Just before bedtime Tuesday Effie went out to water her garden. A friend came to the ranch at 6 a.m. Wednesday and found Effie's body under the black willows, garden hose still in hand.

Effie Marie Spicer, who in April was named most inspirational contestant at the Mrs. Senior Nevada 2000 Pageant, died of natural causes. She was 64.

A memorial service for the Nevada resident of more than 40 years will be 7 p.m. Saturday at the Boiling Pot Ranch, seven miles north of Beatty, 110 miles northwest of Las Vegas.

"My mother lived a remarkable life," David said. "She loved the outdoors because she said it gave her a chance to see and realize that we are all part of a much bigger picture."

Sun Editor and President Brian Greenspun, a longtime friend, remembered Effie as a beacon to her family and her community.

"She truly was a pioneer woman who made a life for herself and her family in the rural areas of Nevada -- and loved doing so," Greenspun said.

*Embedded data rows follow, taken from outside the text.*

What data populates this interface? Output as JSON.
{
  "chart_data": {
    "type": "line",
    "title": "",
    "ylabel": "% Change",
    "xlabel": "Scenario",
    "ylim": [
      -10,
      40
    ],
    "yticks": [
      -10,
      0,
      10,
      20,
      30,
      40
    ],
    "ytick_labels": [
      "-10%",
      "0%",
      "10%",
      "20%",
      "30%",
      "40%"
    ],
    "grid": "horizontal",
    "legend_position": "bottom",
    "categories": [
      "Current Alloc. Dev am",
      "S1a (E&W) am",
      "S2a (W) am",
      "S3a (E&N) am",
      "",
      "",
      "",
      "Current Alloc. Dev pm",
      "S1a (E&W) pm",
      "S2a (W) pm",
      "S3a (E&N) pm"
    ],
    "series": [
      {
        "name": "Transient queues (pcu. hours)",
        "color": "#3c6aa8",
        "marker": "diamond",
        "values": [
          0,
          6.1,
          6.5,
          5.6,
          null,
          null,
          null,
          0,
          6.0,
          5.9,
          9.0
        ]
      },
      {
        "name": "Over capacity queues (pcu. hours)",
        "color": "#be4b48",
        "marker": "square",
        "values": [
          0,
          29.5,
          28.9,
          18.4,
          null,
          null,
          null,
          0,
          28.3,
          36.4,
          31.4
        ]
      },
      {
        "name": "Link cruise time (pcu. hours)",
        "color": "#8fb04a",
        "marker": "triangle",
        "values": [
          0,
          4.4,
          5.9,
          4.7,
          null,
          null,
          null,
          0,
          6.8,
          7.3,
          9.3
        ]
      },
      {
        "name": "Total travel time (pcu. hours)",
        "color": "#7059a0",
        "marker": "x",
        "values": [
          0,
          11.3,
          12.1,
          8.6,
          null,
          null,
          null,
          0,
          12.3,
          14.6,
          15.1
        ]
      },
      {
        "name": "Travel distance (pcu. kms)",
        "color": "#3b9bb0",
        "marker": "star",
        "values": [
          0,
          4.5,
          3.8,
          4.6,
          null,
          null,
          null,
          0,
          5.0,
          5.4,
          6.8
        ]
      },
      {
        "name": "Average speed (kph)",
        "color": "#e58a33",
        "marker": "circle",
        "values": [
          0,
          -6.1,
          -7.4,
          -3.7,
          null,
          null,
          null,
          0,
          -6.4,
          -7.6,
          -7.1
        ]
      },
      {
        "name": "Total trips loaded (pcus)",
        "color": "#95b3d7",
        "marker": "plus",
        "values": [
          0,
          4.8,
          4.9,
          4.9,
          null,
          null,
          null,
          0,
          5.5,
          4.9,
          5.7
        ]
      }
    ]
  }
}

Effie visited Las Vegas about once a month to attend events and visit friends. But her heart and soul was at the Boiling Pot Ranch, where she lived a typical rancher's life.

She also played the violin and piano and wrote poetry.

As executive secretary of D&H Mining since it went into business in the mid-1970s, she learned the business from the ground up, everything from excavation equipment to explosives.

Born Effie Marie Steuber on March 4, 1936, in Lakewood Colo., she was the older daughter of Sheldon Stanley Steuber, a medical technician, farmer and dairyman, and the former Letty Schubarth.

After graduating from Excelsior High School in Norwalk, Calif., the 5-foot, 11-inch Effie was a model until she married in the late 1950s and moved to Indian Springs.

In 1966 Effie and her family moved to Beatty but lost their home in a 1969 flood. That year the family bought the Boiling Pot Ranch, where Effie ran the family's dairy business until it closed in 1977.

In addition to her son, she is survived by another son, Frederick "Fritz" Siedentopf, also of Beatty; a daughter, Elizabeth Brookhart of Redmond, Ore.; a sister, Lois Strozzi of Beatty; six grandchildren; and three nephews.